(Original is https://www.theinformation.com/articles/deepseek-using-banne... but hardwalled)
I thought this was common knowledge. DeepSeek’s Wikipedia entry says that they trained all their models on Nvidia chips procured before the U.S. embargo to China on them. It wouldn’t surprise me if they continued acquiring them through, well, less than legal means.
I also read somewhere (not Wikipedia) that they trained on ChatGPT, Claude, and Gemini queries, basically feeding in the output of competitor’s LLMs as training data. Kinda surprised they didn’t run into model collapse problems, but they stole their training data from other people who stole their training data from data collections that arguably stole them from content creators. It’s bandits all the way down, so adding a little smuggling to that doesn’t surprise me.

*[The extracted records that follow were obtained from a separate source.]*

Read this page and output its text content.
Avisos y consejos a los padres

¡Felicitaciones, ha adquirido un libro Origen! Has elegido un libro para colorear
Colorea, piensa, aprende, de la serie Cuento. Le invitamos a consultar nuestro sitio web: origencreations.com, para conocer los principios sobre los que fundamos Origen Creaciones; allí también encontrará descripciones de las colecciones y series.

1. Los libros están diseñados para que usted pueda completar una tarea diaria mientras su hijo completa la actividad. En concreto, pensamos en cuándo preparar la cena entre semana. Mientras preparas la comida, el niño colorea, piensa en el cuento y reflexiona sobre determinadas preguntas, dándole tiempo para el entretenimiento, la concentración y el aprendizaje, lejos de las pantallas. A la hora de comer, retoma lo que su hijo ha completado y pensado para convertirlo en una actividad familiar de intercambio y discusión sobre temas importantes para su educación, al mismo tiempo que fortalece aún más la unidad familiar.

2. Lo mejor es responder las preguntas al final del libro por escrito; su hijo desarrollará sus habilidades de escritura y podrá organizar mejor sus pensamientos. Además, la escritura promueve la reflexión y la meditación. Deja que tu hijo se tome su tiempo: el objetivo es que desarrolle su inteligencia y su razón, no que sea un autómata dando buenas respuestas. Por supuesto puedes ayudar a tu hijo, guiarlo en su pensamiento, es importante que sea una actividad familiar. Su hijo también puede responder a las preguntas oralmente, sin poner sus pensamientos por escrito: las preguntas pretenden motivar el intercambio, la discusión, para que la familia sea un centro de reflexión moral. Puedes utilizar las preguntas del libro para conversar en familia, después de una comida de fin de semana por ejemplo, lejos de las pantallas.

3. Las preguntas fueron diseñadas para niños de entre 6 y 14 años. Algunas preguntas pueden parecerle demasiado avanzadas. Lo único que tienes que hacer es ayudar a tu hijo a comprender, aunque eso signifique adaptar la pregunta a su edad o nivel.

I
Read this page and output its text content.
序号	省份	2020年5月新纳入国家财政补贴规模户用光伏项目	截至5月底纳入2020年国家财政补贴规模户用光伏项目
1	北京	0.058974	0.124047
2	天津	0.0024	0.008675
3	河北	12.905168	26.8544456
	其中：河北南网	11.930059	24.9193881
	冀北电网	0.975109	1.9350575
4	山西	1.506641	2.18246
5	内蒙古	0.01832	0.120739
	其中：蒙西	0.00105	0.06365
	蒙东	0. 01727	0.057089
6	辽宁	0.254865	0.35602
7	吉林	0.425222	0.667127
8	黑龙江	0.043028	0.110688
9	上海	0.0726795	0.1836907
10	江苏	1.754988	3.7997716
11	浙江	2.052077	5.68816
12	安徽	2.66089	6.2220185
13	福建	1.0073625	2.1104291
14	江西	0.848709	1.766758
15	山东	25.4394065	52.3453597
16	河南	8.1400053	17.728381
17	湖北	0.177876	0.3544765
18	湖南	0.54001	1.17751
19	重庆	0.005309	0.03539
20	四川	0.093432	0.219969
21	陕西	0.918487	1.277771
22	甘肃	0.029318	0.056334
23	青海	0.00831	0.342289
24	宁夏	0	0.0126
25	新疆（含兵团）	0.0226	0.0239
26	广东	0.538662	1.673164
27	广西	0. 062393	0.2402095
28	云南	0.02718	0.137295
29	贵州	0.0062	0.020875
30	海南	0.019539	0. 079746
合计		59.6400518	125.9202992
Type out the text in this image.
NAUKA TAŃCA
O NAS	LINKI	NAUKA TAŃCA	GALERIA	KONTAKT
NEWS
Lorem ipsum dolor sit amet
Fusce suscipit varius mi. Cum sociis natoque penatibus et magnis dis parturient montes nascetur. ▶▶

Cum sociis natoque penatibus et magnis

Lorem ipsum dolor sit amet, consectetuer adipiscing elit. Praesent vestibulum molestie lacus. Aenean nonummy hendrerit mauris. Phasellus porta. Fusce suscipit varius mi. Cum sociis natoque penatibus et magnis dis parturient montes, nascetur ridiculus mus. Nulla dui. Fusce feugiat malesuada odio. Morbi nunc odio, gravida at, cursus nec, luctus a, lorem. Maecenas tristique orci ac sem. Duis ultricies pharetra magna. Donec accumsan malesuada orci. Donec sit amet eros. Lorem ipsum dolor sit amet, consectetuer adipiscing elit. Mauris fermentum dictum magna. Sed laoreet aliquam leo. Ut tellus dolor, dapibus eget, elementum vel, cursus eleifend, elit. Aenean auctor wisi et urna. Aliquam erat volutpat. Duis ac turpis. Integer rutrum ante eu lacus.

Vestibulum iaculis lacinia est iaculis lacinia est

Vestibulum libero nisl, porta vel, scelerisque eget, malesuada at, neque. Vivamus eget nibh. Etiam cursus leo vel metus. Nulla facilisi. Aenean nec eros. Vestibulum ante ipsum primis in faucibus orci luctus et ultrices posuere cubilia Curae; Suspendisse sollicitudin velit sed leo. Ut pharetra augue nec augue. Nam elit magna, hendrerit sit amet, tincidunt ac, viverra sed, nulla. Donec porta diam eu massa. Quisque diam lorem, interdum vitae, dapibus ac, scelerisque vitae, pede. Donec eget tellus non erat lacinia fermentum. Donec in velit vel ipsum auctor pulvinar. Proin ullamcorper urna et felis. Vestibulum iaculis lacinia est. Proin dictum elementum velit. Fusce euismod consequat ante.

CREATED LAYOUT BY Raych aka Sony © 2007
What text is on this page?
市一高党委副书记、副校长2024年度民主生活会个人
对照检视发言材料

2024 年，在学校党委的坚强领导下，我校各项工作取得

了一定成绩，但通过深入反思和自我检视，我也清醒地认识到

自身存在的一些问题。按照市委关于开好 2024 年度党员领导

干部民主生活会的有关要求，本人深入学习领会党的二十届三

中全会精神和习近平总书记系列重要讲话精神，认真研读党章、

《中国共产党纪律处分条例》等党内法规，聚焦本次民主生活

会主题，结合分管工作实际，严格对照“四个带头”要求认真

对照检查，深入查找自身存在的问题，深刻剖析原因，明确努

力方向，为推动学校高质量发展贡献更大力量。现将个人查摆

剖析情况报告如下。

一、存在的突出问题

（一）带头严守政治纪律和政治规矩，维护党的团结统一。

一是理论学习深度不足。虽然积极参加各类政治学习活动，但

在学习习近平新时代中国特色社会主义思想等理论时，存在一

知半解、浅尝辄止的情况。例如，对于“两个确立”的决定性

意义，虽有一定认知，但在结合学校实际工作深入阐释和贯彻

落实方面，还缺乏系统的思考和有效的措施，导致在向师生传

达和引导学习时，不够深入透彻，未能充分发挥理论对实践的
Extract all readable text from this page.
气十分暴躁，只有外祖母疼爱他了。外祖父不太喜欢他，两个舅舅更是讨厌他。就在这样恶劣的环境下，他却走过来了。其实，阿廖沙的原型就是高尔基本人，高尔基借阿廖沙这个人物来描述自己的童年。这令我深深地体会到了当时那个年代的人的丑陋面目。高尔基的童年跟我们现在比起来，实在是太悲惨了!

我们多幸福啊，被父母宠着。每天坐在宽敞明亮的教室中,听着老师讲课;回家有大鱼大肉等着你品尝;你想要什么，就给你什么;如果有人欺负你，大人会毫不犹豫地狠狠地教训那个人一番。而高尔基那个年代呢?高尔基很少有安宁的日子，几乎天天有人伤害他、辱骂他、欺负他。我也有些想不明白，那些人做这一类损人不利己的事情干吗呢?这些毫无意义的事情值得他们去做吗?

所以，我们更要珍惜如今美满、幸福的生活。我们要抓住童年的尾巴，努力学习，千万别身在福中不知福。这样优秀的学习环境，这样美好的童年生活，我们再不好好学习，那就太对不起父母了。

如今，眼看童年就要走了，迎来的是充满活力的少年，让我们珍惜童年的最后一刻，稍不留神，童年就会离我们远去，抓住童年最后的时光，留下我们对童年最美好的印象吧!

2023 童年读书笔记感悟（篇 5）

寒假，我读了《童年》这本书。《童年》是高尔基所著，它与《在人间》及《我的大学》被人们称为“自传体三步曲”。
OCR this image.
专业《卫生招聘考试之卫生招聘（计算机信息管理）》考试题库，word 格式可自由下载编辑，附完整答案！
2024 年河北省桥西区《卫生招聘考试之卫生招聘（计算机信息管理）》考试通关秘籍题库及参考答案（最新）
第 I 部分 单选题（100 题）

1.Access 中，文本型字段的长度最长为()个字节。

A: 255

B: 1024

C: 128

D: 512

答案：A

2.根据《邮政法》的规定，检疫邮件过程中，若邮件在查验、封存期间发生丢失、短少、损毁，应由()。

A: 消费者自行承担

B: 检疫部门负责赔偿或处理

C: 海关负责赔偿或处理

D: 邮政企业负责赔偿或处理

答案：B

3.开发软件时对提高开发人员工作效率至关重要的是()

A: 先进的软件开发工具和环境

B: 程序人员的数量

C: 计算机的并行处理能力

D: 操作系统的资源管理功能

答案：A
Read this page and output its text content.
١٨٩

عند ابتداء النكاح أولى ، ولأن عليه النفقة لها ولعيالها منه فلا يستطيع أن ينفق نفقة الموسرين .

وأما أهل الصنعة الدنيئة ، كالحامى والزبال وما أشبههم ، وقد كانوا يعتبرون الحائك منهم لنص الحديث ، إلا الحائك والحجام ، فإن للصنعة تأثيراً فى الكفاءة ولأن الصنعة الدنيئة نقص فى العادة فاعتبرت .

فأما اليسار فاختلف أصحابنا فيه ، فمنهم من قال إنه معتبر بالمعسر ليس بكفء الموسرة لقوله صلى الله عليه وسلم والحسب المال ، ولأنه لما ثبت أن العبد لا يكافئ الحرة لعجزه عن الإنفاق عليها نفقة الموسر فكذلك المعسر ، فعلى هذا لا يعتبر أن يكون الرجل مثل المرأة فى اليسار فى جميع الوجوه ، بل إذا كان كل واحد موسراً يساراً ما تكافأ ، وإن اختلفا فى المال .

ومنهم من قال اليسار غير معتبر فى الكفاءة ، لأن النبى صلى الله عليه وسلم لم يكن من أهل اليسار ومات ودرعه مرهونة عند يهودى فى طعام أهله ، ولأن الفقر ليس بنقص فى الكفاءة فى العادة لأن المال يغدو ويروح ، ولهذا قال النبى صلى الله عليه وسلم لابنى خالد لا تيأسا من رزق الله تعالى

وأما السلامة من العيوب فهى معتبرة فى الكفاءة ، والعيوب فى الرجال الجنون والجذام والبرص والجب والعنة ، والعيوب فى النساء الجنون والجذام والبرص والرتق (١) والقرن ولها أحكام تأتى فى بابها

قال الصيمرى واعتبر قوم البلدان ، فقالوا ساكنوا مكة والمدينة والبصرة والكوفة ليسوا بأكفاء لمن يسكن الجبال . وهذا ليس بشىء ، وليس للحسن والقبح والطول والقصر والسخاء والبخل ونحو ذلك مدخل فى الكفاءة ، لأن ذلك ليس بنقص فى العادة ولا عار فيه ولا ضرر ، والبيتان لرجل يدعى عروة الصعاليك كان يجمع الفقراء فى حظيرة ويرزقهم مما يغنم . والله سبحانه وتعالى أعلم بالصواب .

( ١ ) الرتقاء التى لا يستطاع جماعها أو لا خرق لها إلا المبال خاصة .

I recommend everyone to watch GamersNexus' documentary on the NVIDIA AI GPU black market. They explain how companies like DeepSeek can get a hold of chips that are otherwise banned by the US government to export to China
Sanctions just slightly increase the cost of obtaining an item, but don't make it impossible. Electronic components can be bought, oil can be sold, ChatGPT can be used via OpenRouter, sanctioned banks publish their apps under guise into App Store, etc. When there are 200 countries in the world, and money involved, you can get anything.
Sanctioned goods could be used to spread propaganda though, imagine, for example, if installing a NVIDIA GPU driver required answering questions about Tiananmen square incident.